Her girls were gone. The house was empty. There was nobody waiting for her return, nobody to celebrate this one bold flower-to-be. A thousand flowers could have bloomed overnight and she would remain the only one to see them. Even the little Abrams boy, the one who looked so much like Henry—like the child they might have had, if everything had been different—he was nowhere to be seen. She was rather afraid she had scared him away for good, when they had surprised each other a few days ago. She had been without her notebook and unable to tell him he was allowed to stay, she wasn’t a w
icked witch who gobbled up little boys for supper, she wasn’t going to hurt him like whoever had given him that bruise on his wrist.
She could show him the crocus if he appeared again. Enlist his small hands to search for other shoots, to clear the dead leaves and let them breathe. There was too much quiet now that she was alone. A child could be trusted with a flower.
Her knees ached. Her eyes remained fixed on the crocus shoot, but her thoughts turned and stretched, traveled through the muddy gray orchard and over the brown fields, up to the house now echoing and empty, and she imagined herself walking back slowly, grass and flowers springing from the earth with every footstep like she was a crone from a fairy tale, not a selfish hag but a generous queen. Overhead the apple trees would blossom pink and white, a blush spreading over every leafless branch, and by the time she reached the house, spring would have come, and as flowers bloomed in a riot of color and the garden grew heavy with bounty, Verity would return from the hospital, Sorrow from her father’s home, and together in the orchard, in the embrace of their living mountains, they would be a family again, and begin to heal their broken hearts.
It was only a single shoot, one shy crocus not yet formed, but it was green.
38
HEAVY GRAY CLOUDS were gathering over Abrams Valley again. The air was humid and warm, but there was a breeze kicking up. This was the promise of a summer storm, not an aberration. Those few tourists still wandering around town were eyeing the sky warily.

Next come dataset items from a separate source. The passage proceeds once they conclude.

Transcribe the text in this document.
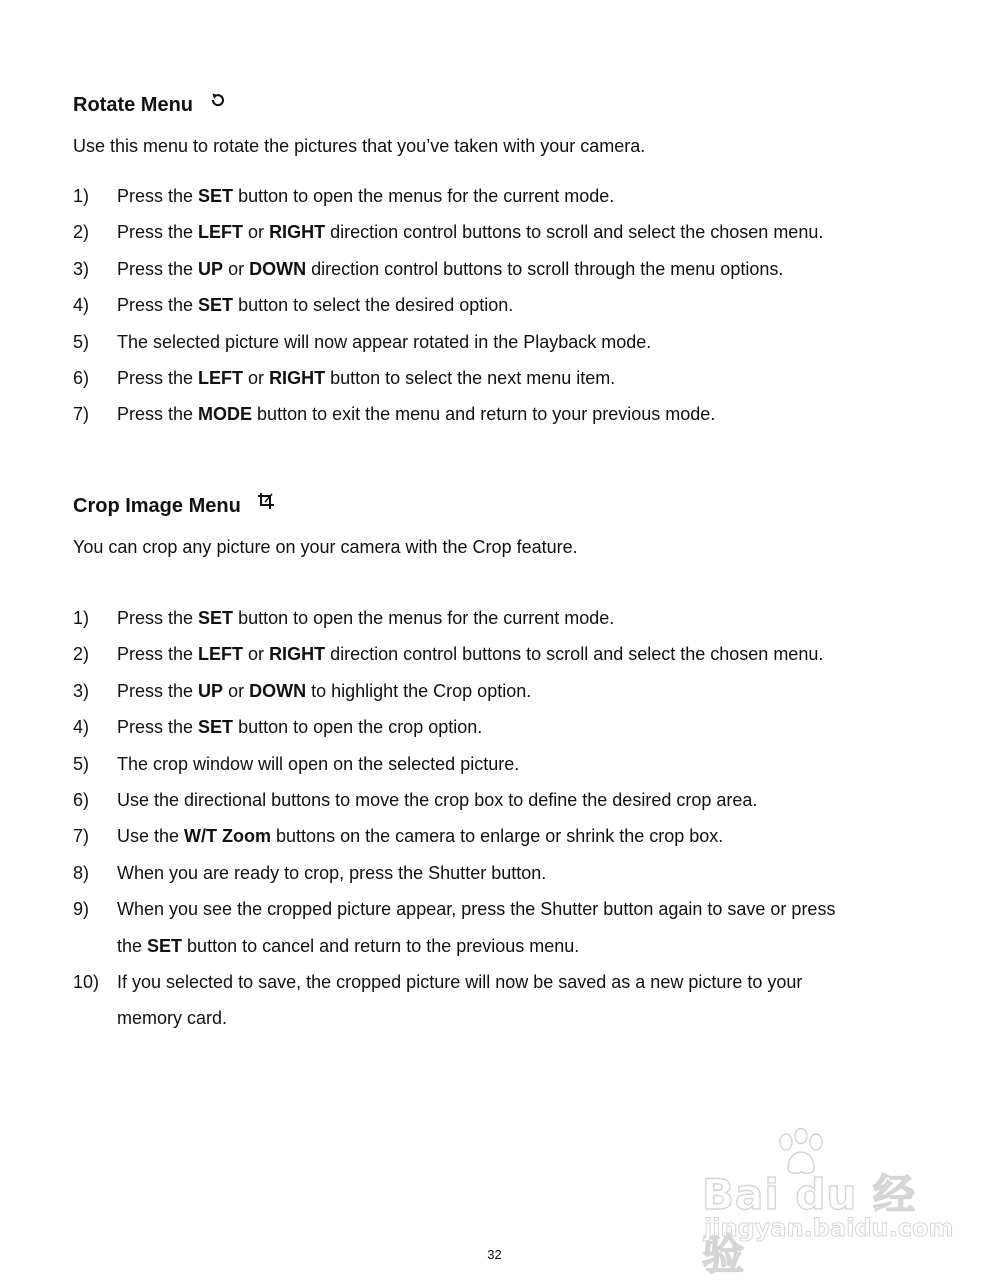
Rotate Menu
Use this menu to rotate the pictures that you’ve taken with your camera.
1) Press the SET button to open the menus for the current mode.
2) Press the LEFT or RIGHT direction control buttons to scroll and select the chosen menu.
3) Press the UP or DOWN direction control buttons to scroll through the menu options.
4) Press the SET button to select the desired option.
5) The selected picture will now appear rotated in the Playback mode.
6) Press the LEFT or RIGHT button to select the next menu item.
7) Press the MODE button to exit the menu and return to your previous mode.
Crop Image Menu
You can crop any picture on your camera with the Crop feature.
1) Press the SET button to open the menus for the current mode.
2) Press the LEFT or RIGHT direction control buttons to scroll and select the chosen menu.
3) Press the UP or DOWN to highlight the Crop option.
4) Press the SET button to open the crop option.
5) The crop window will open on the selected picture.
6) Use the directional buttons to move the crop box to define the desired crop area.
7) Use the W/T Zoom buttons on the camera to enlarge or shrink the crop box.
8) When you are ready to crop, press the Shutter button.
9) When you see the cropped picture appear, press the Shutter button again to save or press
the SET button to cancel and return to the previous menu.
10) If you selected to save, the cropped picture will now be saved as a new picture to your
memory card.
Bai du 经验
jingyan.baidu.com
32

Verity held the door of the sheriff’s department open for Sorrow, and they walked down the sidewalk toward the car parked half a block away.
“It’ll rain soon,” Verity said.
Sorrow looked up, and with the motion a wave of dizziness passed over her. Her eyes were hot with exhaustion, her blood buzzing with too much caffeine. It felt as though the hours since she’d found Cassie in the cemetery grove had passed in the bewildering whirl of a dream. She had called Dr. Parker to get through to Verity. She had called her father. She had gone to the police station as soon as Verity came home in the morning. She had given her statement, she had told the truth, she had answered all of the sheriff’s questions. Her part in it was supposed to be over now. She had been eight and Cassie nine; under Vermont law neither of them was criminally liable for the fires they had set.